Innovative technology provides a practical system for voiceprint identification

“Soundprint identification and automatic recognition technology research” project is completed by the Ministry of Public Security Material Evidence Identification Center and other units. Its main research achievement is to implant the voiceprint automatic recognition function into the VS99 voice workstation. This system can automatically analyze speaker characteristics. Judgment and vocabulary display and measurement, combined with expert appraisal to determine the identity of the speaker, is suitable for the practical application of forensic science. This project has developed a very practical speech workstation that integrates the sound spectrometer and the speaker automatic identification system in the current voiceprint appraisal work, which greatly improves the accuracy of the conclusions and provides a practical system for voiceprint identification.

â—† Innovative Technology:

1. Anti-noise processing

The effect of noise on test results is a problem that cannot be ignored. In this system, for non-stationary noise, the researchers proposed an SS method that uses the HMM of the even-numbered frame segment feature input combined with the smoothing of the time direction to improve the robustness of the Chinese continuous speech recognition system in noisy environments. The method to obtain better recognition results.

2. Voice endpoint detection

Endpoint detection can avoid the malfunction caused by noise and the false recognition caused by noise. It is of great significance to accurately detect the start of the speech signal and improve the accuracy of the recognition system. The use of the traditional voice endpoint detector SAD can easily cause missed voice activation detection.
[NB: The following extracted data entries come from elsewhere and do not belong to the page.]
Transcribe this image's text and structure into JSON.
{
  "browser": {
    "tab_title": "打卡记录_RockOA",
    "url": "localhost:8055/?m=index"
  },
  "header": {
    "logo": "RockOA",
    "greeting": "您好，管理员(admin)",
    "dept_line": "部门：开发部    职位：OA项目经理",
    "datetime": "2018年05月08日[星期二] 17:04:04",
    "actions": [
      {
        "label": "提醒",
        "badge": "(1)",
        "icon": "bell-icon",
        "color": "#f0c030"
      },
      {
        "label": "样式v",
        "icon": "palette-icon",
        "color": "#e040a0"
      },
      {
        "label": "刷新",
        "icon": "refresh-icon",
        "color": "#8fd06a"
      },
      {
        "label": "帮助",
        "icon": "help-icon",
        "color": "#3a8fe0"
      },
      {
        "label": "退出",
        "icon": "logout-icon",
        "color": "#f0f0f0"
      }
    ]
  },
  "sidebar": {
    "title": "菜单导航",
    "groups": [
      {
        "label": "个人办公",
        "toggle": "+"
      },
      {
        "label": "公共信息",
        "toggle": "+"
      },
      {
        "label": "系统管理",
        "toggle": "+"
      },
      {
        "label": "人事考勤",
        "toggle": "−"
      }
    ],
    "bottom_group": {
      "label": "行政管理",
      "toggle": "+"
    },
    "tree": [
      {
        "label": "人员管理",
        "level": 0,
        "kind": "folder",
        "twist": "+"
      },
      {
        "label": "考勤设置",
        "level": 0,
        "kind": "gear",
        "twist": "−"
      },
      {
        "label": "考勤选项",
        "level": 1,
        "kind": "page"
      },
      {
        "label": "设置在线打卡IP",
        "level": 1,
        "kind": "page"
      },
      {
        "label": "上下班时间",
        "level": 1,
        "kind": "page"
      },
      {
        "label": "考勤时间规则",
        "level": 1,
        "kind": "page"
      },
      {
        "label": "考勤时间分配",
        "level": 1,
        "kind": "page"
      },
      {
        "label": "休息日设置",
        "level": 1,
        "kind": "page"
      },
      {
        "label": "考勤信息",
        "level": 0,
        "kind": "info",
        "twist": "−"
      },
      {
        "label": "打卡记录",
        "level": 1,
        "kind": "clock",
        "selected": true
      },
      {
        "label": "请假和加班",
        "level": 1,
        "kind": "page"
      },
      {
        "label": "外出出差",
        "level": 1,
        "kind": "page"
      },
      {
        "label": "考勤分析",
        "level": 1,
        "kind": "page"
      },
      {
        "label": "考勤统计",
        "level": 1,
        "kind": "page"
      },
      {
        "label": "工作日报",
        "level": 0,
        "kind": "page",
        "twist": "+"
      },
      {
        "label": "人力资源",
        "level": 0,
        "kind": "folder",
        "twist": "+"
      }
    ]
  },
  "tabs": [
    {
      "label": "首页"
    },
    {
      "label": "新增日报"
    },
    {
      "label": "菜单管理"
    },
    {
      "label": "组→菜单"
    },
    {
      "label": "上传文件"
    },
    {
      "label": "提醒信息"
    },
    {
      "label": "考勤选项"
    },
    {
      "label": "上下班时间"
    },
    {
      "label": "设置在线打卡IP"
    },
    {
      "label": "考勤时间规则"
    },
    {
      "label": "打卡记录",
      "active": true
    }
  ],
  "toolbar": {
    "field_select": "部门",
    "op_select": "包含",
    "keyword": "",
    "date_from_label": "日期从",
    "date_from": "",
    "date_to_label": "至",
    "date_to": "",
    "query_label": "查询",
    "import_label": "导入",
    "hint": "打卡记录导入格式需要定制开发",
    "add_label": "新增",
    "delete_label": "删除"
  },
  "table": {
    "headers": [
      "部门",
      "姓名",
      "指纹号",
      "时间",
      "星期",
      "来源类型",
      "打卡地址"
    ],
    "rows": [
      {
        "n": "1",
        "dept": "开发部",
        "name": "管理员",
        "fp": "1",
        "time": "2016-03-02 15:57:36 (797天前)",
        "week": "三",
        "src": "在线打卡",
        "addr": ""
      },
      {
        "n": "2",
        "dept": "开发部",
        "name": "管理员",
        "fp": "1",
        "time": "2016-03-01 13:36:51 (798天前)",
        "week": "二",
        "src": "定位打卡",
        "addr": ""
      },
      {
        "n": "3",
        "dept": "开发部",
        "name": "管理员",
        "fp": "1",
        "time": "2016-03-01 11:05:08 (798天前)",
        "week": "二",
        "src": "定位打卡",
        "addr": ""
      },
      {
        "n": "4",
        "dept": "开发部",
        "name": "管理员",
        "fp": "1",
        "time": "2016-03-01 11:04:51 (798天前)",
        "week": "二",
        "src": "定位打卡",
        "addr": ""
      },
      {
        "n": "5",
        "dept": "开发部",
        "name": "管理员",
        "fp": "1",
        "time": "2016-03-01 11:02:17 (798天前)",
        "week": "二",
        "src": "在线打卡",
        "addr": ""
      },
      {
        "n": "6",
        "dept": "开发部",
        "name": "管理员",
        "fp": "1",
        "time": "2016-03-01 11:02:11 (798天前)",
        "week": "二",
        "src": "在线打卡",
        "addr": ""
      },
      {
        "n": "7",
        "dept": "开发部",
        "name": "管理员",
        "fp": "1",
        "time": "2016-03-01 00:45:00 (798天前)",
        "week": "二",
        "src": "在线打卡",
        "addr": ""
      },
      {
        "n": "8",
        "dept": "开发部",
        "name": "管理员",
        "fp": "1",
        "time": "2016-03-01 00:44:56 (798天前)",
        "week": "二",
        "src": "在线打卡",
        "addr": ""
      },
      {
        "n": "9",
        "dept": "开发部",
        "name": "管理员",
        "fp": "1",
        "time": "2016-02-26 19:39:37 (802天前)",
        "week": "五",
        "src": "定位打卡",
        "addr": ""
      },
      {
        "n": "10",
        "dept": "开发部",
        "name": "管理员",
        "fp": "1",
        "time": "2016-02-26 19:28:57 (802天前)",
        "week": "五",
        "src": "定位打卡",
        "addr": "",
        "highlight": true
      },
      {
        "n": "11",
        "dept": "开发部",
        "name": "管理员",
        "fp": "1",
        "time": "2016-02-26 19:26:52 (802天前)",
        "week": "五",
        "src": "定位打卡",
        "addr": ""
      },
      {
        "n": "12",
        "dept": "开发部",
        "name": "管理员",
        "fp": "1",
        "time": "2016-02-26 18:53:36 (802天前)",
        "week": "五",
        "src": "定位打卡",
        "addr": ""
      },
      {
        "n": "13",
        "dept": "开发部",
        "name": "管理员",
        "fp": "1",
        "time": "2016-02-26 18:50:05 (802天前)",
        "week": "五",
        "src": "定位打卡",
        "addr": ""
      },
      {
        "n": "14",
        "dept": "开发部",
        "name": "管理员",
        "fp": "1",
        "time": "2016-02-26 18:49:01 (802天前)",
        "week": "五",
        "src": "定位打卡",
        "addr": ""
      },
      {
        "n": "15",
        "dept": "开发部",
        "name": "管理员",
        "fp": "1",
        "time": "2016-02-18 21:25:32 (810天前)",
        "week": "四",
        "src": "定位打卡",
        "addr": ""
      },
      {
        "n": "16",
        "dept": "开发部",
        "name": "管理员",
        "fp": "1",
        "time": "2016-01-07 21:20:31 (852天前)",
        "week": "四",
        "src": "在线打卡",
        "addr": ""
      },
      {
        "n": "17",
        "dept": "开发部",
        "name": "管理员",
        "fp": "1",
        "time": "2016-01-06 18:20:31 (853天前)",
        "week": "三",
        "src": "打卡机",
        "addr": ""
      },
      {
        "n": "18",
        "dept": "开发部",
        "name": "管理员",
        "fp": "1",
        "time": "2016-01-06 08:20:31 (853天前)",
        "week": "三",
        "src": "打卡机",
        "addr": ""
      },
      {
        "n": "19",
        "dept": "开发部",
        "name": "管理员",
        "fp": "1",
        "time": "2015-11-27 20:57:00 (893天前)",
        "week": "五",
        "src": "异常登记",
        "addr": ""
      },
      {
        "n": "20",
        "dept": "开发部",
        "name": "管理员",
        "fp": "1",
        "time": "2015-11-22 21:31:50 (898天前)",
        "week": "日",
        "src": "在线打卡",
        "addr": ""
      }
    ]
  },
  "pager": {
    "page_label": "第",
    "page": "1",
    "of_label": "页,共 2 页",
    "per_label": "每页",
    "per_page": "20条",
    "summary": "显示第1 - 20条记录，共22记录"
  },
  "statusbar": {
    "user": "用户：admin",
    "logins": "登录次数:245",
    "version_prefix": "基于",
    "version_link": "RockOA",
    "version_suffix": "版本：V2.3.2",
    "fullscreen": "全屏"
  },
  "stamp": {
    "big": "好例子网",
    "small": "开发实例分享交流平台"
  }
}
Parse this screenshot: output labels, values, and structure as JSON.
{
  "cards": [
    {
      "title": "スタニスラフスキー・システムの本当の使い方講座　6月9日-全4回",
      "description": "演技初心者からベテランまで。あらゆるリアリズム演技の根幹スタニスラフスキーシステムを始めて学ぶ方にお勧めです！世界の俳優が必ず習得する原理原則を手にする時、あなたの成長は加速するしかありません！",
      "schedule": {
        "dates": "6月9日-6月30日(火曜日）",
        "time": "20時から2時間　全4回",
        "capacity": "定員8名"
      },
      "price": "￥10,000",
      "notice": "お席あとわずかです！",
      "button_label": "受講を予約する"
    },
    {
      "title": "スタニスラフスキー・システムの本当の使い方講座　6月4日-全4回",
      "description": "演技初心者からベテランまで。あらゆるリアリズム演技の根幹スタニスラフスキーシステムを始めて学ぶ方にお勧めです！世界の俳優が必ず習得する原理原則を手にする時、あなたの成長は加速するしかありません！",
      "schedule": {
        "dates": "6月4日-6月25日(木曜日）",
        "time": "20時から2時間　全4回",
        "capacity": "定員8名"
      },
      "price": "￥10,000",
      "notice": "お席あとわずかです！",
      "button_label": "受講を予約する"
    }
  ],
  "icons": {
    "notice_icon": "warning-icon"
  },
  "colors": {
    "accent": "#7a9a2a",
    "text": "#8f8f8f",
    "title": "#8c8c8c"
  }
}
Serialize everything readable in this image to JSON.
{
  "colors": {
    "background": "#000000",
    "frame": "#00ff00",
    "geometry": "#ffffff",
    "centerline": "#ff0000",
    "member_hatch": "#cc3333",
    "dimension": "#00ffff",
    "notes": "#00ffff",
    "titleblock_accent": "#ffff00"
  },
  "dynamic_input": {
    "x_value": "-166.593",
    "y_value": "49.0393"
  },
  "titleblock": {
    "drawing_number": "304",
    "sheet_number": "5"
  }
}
In addition, large interference signals may be considered as the activation of voice, causing false detection of voice activation. To overcome this shortcoming, the researchers used a correlation-based speech activation detector to define an effective correlation function, found a method to determine the threshold of discrimination, and methods to prevent missed detection and false detection.

3. Identification algorithm

The system uses an optimization algorithm based on the GMM model.

(1) Improved GMM model training method

In the experiment, it was found that the EM algorithm has significant defects in singular arrays, and the maximum likelihood estimation (ML), although the recognition rate is relatively low, does not appear singular array. Therefore, the researchers used the maximum likelihood estimation (ML) model as the initial model, and then used the EM algorithm for each step of the model to correct the correction ratio by using the α value to correct it, and called the improved EM algorithm.

(2) GMM model optimization algorithm based on genetic algorithm

The researchers improved the traditional genetic algorithm and used it in the optimization of GMM parameters, which greatly improved the optimization degree of the model.

(3) Optimization of speaker recognition method for GMM

The researchers proposed a new optimized GMM-based speaker recognition scheme by first making a specific change in the likelihood of each frame of a model corresponding to a sound and then calculating the total likelihood of the syllable. That is, the total score of the syllable corresponding to the model is denoted by Sc. The speaker corresponding to the model to which the largest Sc belongs is the target speaker.

â—†Social Benefits:

At present, the national “Ninth Five-Year Plan” research achievement VS99 voice workstation completed by the National Bureau of Physical Examination and Identification Center of the Ministry of Public Security has been popularized in China and has played an important role in the actual handling of cases. The project is based on VS99 to increase the automatic identification function, thereby further improving the efficiency of the case and the accuracy of the identification.

The automatic identification system for voiceprint identification developed by this project has complete independent intellectual property rights and strong practicability. It is ideally suited to the actual needs of public security work. A large number of suspects can be investigated in investigations, which can effectively provide investigation directions and narrow the investigation scope. Improve work efficiency. At the same time, the system has a real-time display of speech maps, which is suitable for speech signal acquisition in mobile technology. Since 2002, 200 cases have been actually tested and identified. The types of cases include criminal, economic, civil, and public security cases. From the conclusion of the case feedback and court trial results, the positive judgment rate was 100%.